Der Artikel hat recht: die Lager haben sich ideologisch eingegraben und eine extreme Haltung gegenüber dem Fremden ist Unsinn.

Im Artikel schwingt allerdings zwischen den Zeilen das Weltbild einer universellen Sicht mit, die offen diskursiv zwischen allen Menschen 'ertastet' wird. Das bezweifle ich aber. War es nicht gerade dieser universelle Standpunkt, der 2015 zu einer globalen Offenheit geführt hat - um dann festzustellen, dass Menschen doch sehr verschiedene Weltbilder haben können.

Der Mensch lebt von Werten, Freuden, Vorlieben, Gewohnheiten - die sind in extrem weitem Maße beliebig. Aber eben nicht miteinander kompatibel und für den einzelnen Menschen nur begrenzt austauschbar - was auch gut ist. Es würde glaube ich alle Menschen sehr verstören, wenn man nicht wüsste wie Familie und Freunde morgen die Welt sehen.
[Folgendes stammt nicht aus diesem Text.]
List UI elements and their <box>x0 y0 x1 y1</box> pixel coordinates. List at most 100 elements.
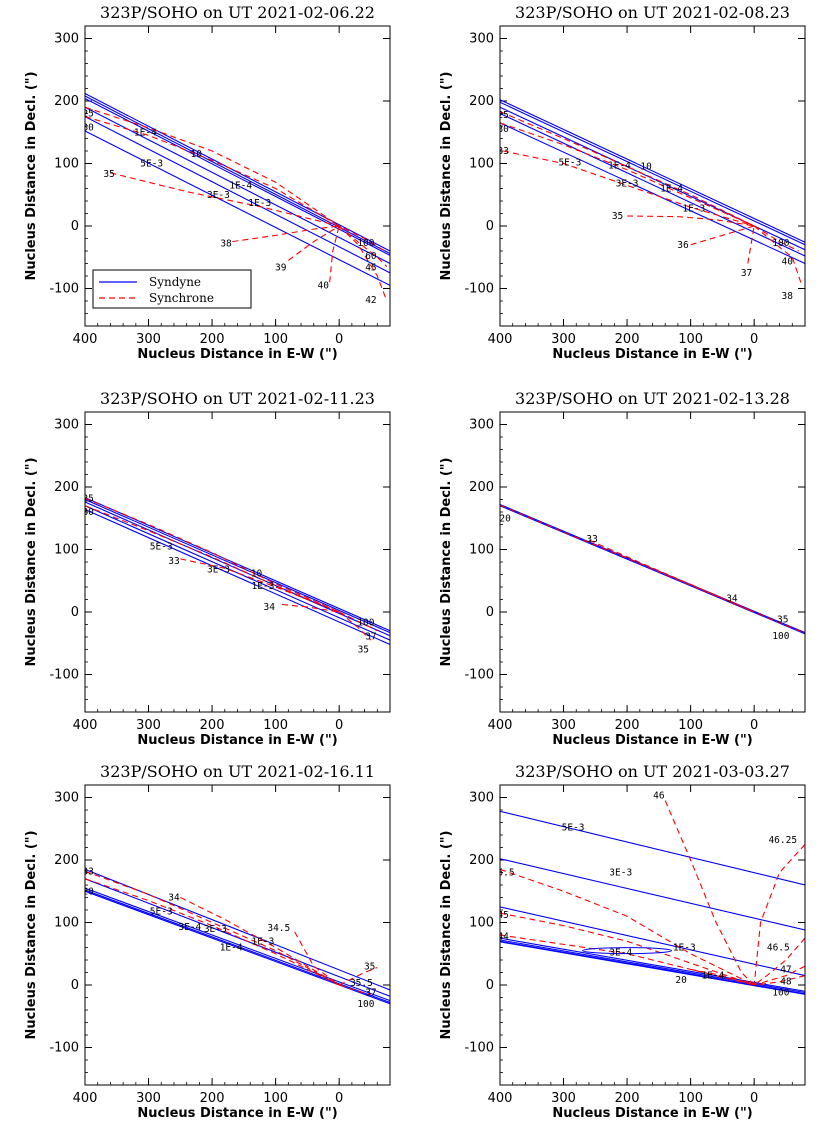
plot-area: 25 30 5E-3 33 3E-3 10 1E-3 34 100 37 35 <box>82 493 390 656</box>
synchrone-line <box>85 870 340 986</box>
legend-box <box>92 269 252 309</box>
syndyne-line <box>85 98 390 256</box>
synchrone-line <box>85 505 340 613</box>
legend-syndyne-label: Syndyne <box>149 275 201 289</box>
synchrone-line <box>85 497 340 613</box>
curve-label: 3E-4 <box>178 922 201 933</box>
curve-label: 46 <box>653 791 665 802</box>
curve-label: 35.5 <box>350 978 373 989</box>
y-tick-label: 300 <box>469 791 494 806</box>
synchrone-line <box>85 116 340 227</box>
curve-label: 1E-4 <box>701 971 724 982</box>
syndyne-line <box>85 116 390 274</box>
syndyne-line <box>500 113 805 257</box>
curve-label: 100 <box>357 618 374 629</box>
synchrone-line <box>753 844 805 986</box>
legend: Syndyne Synchrone <box>92 269 252 309</box>
syndyne-line <box>500 906 805 977</box>
x-axis-label: Nucleus Distance in E-W (") <box>137 1106 337 1121</box>
synchrone-line <box>503 150 755 227</box>
panel-title: 323P/SOHO on UT 2021-02-11.23 <box>100 389 375 408</box>
curve-label: 5E-3 <box>562 823 585 834</box>
synchrone-line <box>110 172 386 252</box>
curve-label: 33 <box>586 534 597 545</box>
syndyne-line <box>85 505 390 641</box>
curve-label: 5E-3 <box>558 157 581 168</box>
syndyne-line <box>500 99 805 243</box>
curve-label: 1E-3 <box>673 943 696 954</box>
syndyne-line <box>85 106 390 264</box>
y-tick-label: 100 <box>469 157 494 172</box>
y-tick-label: 100 <box>54 157 79 172</box>
synchrone-line <box>232 225 340 243</box>
curve-label: 46.25 <box>768 835 797 846</box>
curve-label: 37 <box>365 631 376 642</box>
y-axis-label: Nucleus Distance in Decl. (") <box>439 71 454 280</box>
x-tick-label: 0 <box>750 718 758 733</box>
x-tick-label: 400 <box>73 1091 98 1106</box>
y-tick-label: 300 <box>469 32 494 47</box>
curve-label: 5E-3 <box>150 906 173 917</box>
y-tick-label: 0 <box>486 978 494 993</box>
curve-label: 1E-3 <box>682 204 705 215</box>
x-axis-label: Nucleus Distance in E-W (") <box>552 1106 752 1121</box>
curve-label: 100 <box>357 999 374 1010</box>
y-tick-label: 100 <box>469 543 494 558</box>
curve-label: 3E-3 <box>609 868 632 879</box>
plot-frame <box>499 25 806 327</box>
syndyne-line <box>85 887 390 1002</box>
syndyne-line <box>500 810 805 886</box>
curve-label: 100 <box>357 238 374 249</box>
x-tick-label: 400 <box>73 718 98 733</box>
curve-label: 25 <box>82 493 93 504</box>
syndyne-line <box>500 122 805 264</box>
synchrone-line <box>288 225 340 261</box>
x-tick-label: 200 <box>200 1091 225 1106</box>
curve-label: 100 <box>772 988 789 999</box>
curve-label: 1E-4 <box>608 160 631 171</box>
syndyne-line <box>500 106 805 251</box>
curve-label: 3E-3 <box>207 190 230 201</box>
synchrone-line <box>85 106 340 227</box>
curve-label: 5E-3 <box>140 159 163 170</box>
y-tick-label: 100 <box>469 916 494 931</box>
synchrone-line <box>627 215 755 227</box>
syndyne-line <box>500 941 805 995</box>
x-tick-label: 400 <box>488 718 513 733</box>
curve-label: 44 <box>497 931 509 942</box>
curve-label: 25 <box>497 110 508 121</box>
y-tick-label: 0 <box>71 978 79 993</box>
y-axis-label: Nucleus Distance in Decl. (") <box>24 830 39 1039</box>
synchrone-line <box>338 984 372 995</box>
curve-label: 35 <box>777 615 788 626</box>
syndyne-line <box>85 95 390 254</box>
curve-label: 1E-4 <box>134 127 157 138</box>
curve-label: 33 <box>168 556 179 567</box>
curve-label: 47 <box>780 964 791 975</box>
curve-label: 1E-3 <box>251 581 274 592</box>
y-tick-label: -100 <box>464 1041 494 1056</box>
synchrone-line <box>338 225 388 268</box>
y-tick-label: 300 <box>54 418 79 433</box>
y-tick-label: 300 <box>469 418 494 433</box>
synchrone-line <box>690 968 755 986</box>
x-tick-label: 100 <box>263 718 288 733</box>
x-tick-label: 0 <box>750 332 758 347</box>
y-tick-label: 200 <box>469 480 494 495</box>
synchrone-line <box>500 111 755 227</box>
plot-frame <box>84 25 391 327</box>
curve-label: 60 <box>365 251 377 262</box>
syndyne-line <box>85 497 390 632</box>
plot-area: 253035101E-45E-31E-43E-31E-3383940100604… <box>85 93 390 306</box>
y-tick-label: 100 <box>54 543 79 558</box>
x-tick-label: 300 <box>136 1091 161 1106</box>
syndyne-line <box>85 498 390 634</box>
panel-title: 323P/SOHO on UT 2021-02-08.23 <box>515 3 790 22</box>
x-axis-label: Nucleus Distance in E-W (") <box>137 733 337 748</box>
curve-label: 37 <box>741 268 752 279</box>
Norbert Heyer | Mi., 4. Dezember 2019 - 08:30

Wir leben in Zeiten, wo nur die Aussage akzeptabel erscheint, die sich im Rahmen des politisch-korrekten Korridors bewegt. Als die ersten ankommenden Migranten mit Jubel und Teddybären begrüßt wurden, konnten sich die Kritiker dieser Politik zurücknehmen. Jeglicher Einwand - Einwanderung ohne jede Kontrolle, Aufgabe von Grenzschutz, Alimentierung weit über den Standard anderer EU-Staaten, Kriminalität - wurden sofort reflexartig als „rechts“ oder „Nazi“ diffamiert. Es fand keinerlei faire und ergebnisoffene Diskussion statt und damit wurde die Spaltung der Gesellschaft ganz bewusst eingeleitet. Das gleiche Schema gilt beim Euro, Klimawandel und CO2. Jetzt scheinen auch die ehemaligen Volksparteien festzustellen, dass ein Fortgang dieser Entwicklung ihr politisches Ende einläutet. Demokratie ohne Meinungsvielfalt und Toleranz gegenüber Andersdenkenden ist nämlich keine mehr. Ich fürchte aber, dass wir keine Persönlichkeiten mehr haben, die den Weg zurück zu einem fairen Umgang weisen.